[ED] Launch of megacity
The union of three local governments ― Busan, Ulsan, and South Gyeongsang Province ― was launched Tuesday as the nation’s first special local government. It refers to the union of multiple local governments to create a single economic and living zone by forming a common government and legislative body supported by the central government. This is a new model for balanced development introduced last October.
More than half of Korea’s population is concentrated in the Seoul metro region, which accounts for only 12 percent of the country’s territory, resulting in traffic and housing chaos. So the “Bu-Ul-Gyeong Special Union” was pushed through consultations among local governments in the nation’s southeastern region to overcome provincial declines and the concentration of the greater Seoul area, which sucks everything ― money, jobs, culture and education ― like a black hole.
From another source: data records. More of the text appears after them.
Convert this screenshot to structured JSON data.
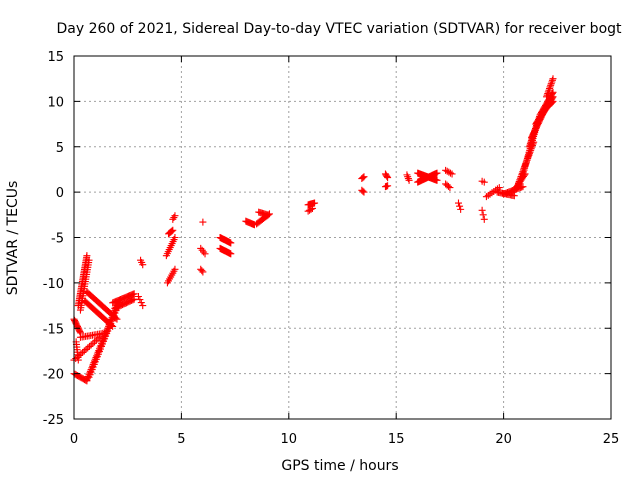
{
  "chart_data": {
    "type": "scatter",
    "title": "Day 260 of 2021, Sidereal Day-to-day VTEC variation (SDTVAR) for receiver bogt",
    "xlabel": "GPS time / hours",
    "ylabel": "SDTVAR / TECUs",
    "xlim": [
      0,
      25
    ],
    "ylim": [
      -25,
      15
    ],
    "xticks": [
      0,
      5,
      10,
      15,
      20,
      25
    ],
    "yticks": [
      -25,
      -20,
      -15,
      -10,
      -5,
      0,
      5,
      10,
      15
    ],
    "grid": true,
    "marker": "+",
    "color": "#ff0000",
    "series": [
      {
        "name": "SDTVAR",
        "tracks": [
          {
            "from": [
              0.0,
              -14.0
            ],
            "to": [
              0.3,
              -15.5
            ],
            "n": 12
          },
          {
            "from": [
              0.1,
              -16.5
            ],
            "to": [
              0.2,
              -18.5
            ],
            "n": 8
          },
          {
            "from": [
              0.0,
              -20.0
            ],
            "to": [
              0.6,
              -20.8
            ],
            "n": 12
          },
          {
            "from": [
              0.0,
              -18.5
            ],
            "to": [
              1.2,
              -16.0
            ],
            "n": 16
          },
          {
            "from": [
              0.3,
              -16.0
            ],
            "to": [
              1.5,
              -15.5
            ],
            "n": 16
          },
          {
            "from": [
              0.6,
              -20.7
            ],
            "to": [
              2.0,
              -12.5
            ],
            "n": 44
          },
          {
            "from": [
              0.7,
              -20.4
            ],
            "to": [
              2.1,
              -12.2
            ],
            "n": 30
          },
          {
            "from": [
              0.2,
              -12.5
            ],
            "to": [
              0.6,
              -7.0
            ],
            "n": 30
          },
          {
            "from": [
              0.3,
              -13.0
            ],
            "to": [
              0.7,
              -7.5
            ],
            "n": 22
          },
          {
            "from": [
              0.5,
              -12.0
            ],
            "to": [
              1.8,
              -14.8
            ],
            "n": 26
          },
          {
            "from": [
              0.6,
              -11.0
            ],
            "to": [
              2.0,
              -14.0
            ],
            "n": 26
          },
          {
            "from": [
              1.8,
              -12.2
            ],
            "to": [
              2.8,
              -11.2
            ],
            "n": 20
          },
          {
            "from": [
              1.9,
              -12.8
            ],
            "to": [
              2.8,
              -11.8
            ],
            "n": 16
          },
          {
            "from": [
              3.0,
              -11.5
            ],
            "to": [
              3.2,
              -12.5
            ],
            "n": 4
          },
          {
            "from": [
              3.1,
              -7.5
            ],
            "to": [
              3.2,
              -8.0
            ],
            "n": 3
          },
          {
            "from": [
              4.4,
              -4.6
            ],
            "to": [
              4.6,
              -4.2
            ],
            "n": 6
          },
          {
            "from": [
              4.6,
              -3.0
            ],
            "to": [
              4.7,
              -2.6
            ],
            "n": 3
          },
          {
            "from": [
              4.3,
              -7.0
            ],
            "to": [
              4.7,
              -5.0
            ],
            "n": 10
          },
          {
            "from": [
              4.35,
              -10.0
            ],
            "to": [
              4.7,
              -8.5
            ],
            "n": 8
          },
          {
            "from": [
              5.9,
              -8.5
            ],
            "to": [
              6.0,
              -8.8
            ],
            "n": 3
          },
          {
            "from": [
              5.9,
              -6.2
            ],
            "to": [
              6.1,
              -6.8
            ],
            "n": 4
          },
          {
            "from": [
              6.0,
              -3.3
            ],
            "to": [
              6.0,
              -3.3
            ],
            "n": 1
          },
          {
            "from": [
              6.8,
              -5.0
            ],
            "to": [
              7.3,
              -5.6
            ],
            "n": 16
          },
          {
            "from": [
              6.8,
              -6.2
            ],
            "to": [
              7.3,
              -6.8
            ],
            "n": 16
          },
          {
            "from": [
              8.0,
              -3.2
            ],
            "to": [
              8.4,
              -3.6
            ],
            "n": 10
          },
          {
            "from": [
              8.5,
              -3.5
            ],
            "to": [
              9.1,
              -2.4
            ],
            "n": 12
          },
          {
            "from": [
              8.6,
              -2.2
            ],
            "to": [
              9.0,
              -2.5
            ],
            "n": 8
          },
          {
            "from": [
              10.9,
              -1.4
            ],
            "to": [
              11.2,
              -1.2
            ],
            "n": 8
          },
          {
            "from": [
              10.9,
              -2.1
            ],
            "to": [
              11.1,
              -1.8
            ],
            "n": 4
          },
          {
            "from": [
              13.4,
              1.5
            ],
            "to": [
              13.5,
              1.7
            ],
            "n": 3
          },
          {
            "from": [
              13.4,
              0.2
            ],
            "to": [
              13.5,
              0.0
            ],
            "n": 3
          },
          {
            "from": [
              14.5,
              2.0
            ],
            "to": [
              14.6,
              1.6
            ],
            "n": 4
          },
          {
            "from": [
              14.5,
              0.6
            ],
            "to": [
              14.6,
              0.7
            ],
            "n": 3
          },
          {
            "from": [
              15.5,
              1.9
            ],
            "to": [
              15.6,
              1.3
            ],
            "n": 4
          },
          {
            "from": [
              16.0,
              1.1
            ],
            "to": [
              16.9,
              2.1
            ],
            "n": 24
          },
          {
            "from": [
              16.0,
              2.1
            ],
            "to": [
              16.9,
              1.3
            ],
            "n": 24
          },
          {
            "from": [
              17.3,
              2.4
            ],
            "to": [
              17.6,
              2.0
            ],
            "n": 5
          },
          {
            "from": [
              17.3,
              0.9
            ],
            "to": [
              17.5,
              0.5
            ],
            "n": 4
          },
          {
            "from": [
              17.9,
              -1.2
            ],
            "to": [
              18.0,
              -1.9
            ],
            "n": 3
          },
          {
            "from": [
              19.0,
              1.2
            ],
            "to": [
              19.1,
              1.1
            ],
            "n": 2
          },
          {
            "from": [
              19.0,
              -2.0
            ],
            "to": [
              19.1,
              -3.0
            ],
            "n": 3
          },
          {
            "from": [
              19.2,
              -0.5
            ],
            "to": [
              19.8,
              0.5
            ],
            "n": 8
          },
          {
            "from": [
              19.7,
              0.0
            ],
            "to": [
              20.5,
              -0.4
            ],
            "n": 14
          },
          {
            "from": [
              20.0,
              -0.2
            ],
            "to": [
              20.9,
              0.6
            ],
            "n": 16
          },
          {
            "from": [
              20.5,
              0.2
            ],
            "to": [
              21.0,
              2.0
            ],
            "n": 14
          },
          {
            "from": [
              20.7,
              1.0
            ],
            "to": [
              21.4,
              5.5
            ],
            "n": 26
          },
          {
            "from": [
              20.9,
              2.0
            ],
            "to": [
              21.5,
              7.0
            ],
            "n": 24
          },
          {
            "from": [
              21.2,
              5.0
            ],
            "to": [
              21.7,
              8.5
            ],
            "n": 22
          },
          {
            "from": [
              21.3,
              6.0
            ],
            "to": [
              21.9,
              9.0
            ],
            "n": 22
          },
          {
            "from": [
              21.5,
              7.5
            ],
            "to": [
              22.2,
              10.0
            ],
            "n": 22
          },
          {
            "from": [
              21.7,
              8.5
            ],
            "to": [
              22.3,
              11.0
            ],
            "n": 20
          },
          {
            "from": [
              21.9,
              9.0
            ],
            "to": [
              22.3,
              10.5
            ],
            "n": 14
          },
          {
            "from": [
              22.0,
              10.5
            ],
            "to": [
              22.3,
              12.5
            ],
            "n": 12
          },
          {
            "from": [
              22.1,
              9.5
            ],
            "to": [
              22.3,
              10.0
            ],
            "n": 6
          }
        ]
      }
    ]
  }
}
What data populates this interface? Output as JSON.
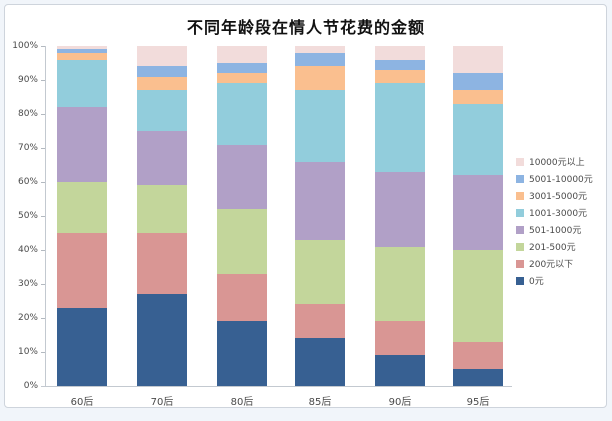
{
  "chart_data": {
    "type": "bar",
    "subtype": "stacked-100-percent",
    "title": "不同年龄段在情人节花费的金额",
    "categories": [
      "60后",
      "70后",
      "80后",
      "85后",
      "90后",
      "95后"
    ],
    "series": [
      {
        "name": "0元",
        "color": "#376092",
        "values": [
          23,
          27,
          19,
          14,
          9,
          5
        ]
      },
      {
        "name": "200元以下",
        "color": "#d99694",
        "values": [
          22,
          18,
          14,
          10,
          10,
          8
        ]
      },
      {
        "name": "201-500元",
        "color": "#c3d69b",
        "values": [
          15,
          14,
          19,
          19,
          22,
          27
        ]
      },
      {
        "name": "501-1000元",
        "color": "#b1a0c7",
        "values": [
          22,
          16,
          19,
          23,
          22,
          22
        ]
      },
      {
        "name": "1001-3000元",
        "color": "#92cddc",
        "values": [
          14,
          12,
          18,
          21,
          26,
          21
        ]
      },
      {
        "name": "3001-5000元",
        "color": "#fabf8f",
        "values": [
          2,
          4,
          3,
          7,
          4,
          4
        ]
      },
      {
        "name": "5001-10000元",
        "color": "#8db4e2",
        "values": [
          1,
          3,
          3,
          4,
          3,
          5
        ]
      },
      {
        "name": "10000元以上",
        "color": "#f2dcdb",
        "values": [
          1,
          6,
          5,
          2,
          4,
          8
        ]
      }
    ],
    "yticks": [
      "0%",
      "10%",
      "20%",
      "30%",
      "40%",
      "50%",
      "60%",
      "70%",
      "80%",
      "90%",
      "100%"
    ],
    "ylim": [
      0,
      100
    ],
    "grid": false,
    "legend_position": "right",
    "legend_order_top_to_bottom": [
      "10000元以上",
      "5001-10000元",
      "3001-5000元",
      "1001-3000元",
      "501-1000元",
      "201-500元",
      "200元以下",
      "0元"
    ]
  },
  "colors": {
    "page_background": "#f1f5fa",
    "frame_background": "#ffffff",
    "frame_border": "#ced4dc",
    "axis_line": "#c3c9d0",
    "tick_text": "#4a4a4a",
    "title_text": "#111111"
  }
}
It aims to grow into one of the eight megacities in Northeast Asia, going shoulder to shoulder with Seoul, Tokyo, Shanghai, Hong Kong, Osaka and Nagoya.
Some advanced countries have been building megacities since the 2000s. For example, in Japan, Osaka and Kyoto’s local governments established the Kansai Regional Union to jointly cope with tourism and cultural and medical issues, achieving good results. France implements the “Metropole” system, forming a single municipal community by putting several regions together. The United Kingdom has formed megacities centered on eight metropolitan areas.
The Bu-Ul-Gyeong Special Union aims to increase its population to 10 million by 2040 from 7.9 million today and expand its gross regional domestic product (GRDP) to 491 trillion won from 275 trillion won ($222 billion) over that period. The regional union also seeks to create a wide-area transportation network to build an economic and cultural community where everything is reachable in an hour by focusing on the automobile, shipbuilding, aviation, and logistics industries.
The union will soon elect its government and legislative heads and designate its buildings before starting official business next January. Naturally, some conflicts are expected in this process. However, the special union comes as an alternative plan amid the desperate situation where provinces vanish. The three local governments are responsible for turning it into a success by pooling their wisdom. Also, the incoming administration should not spare support.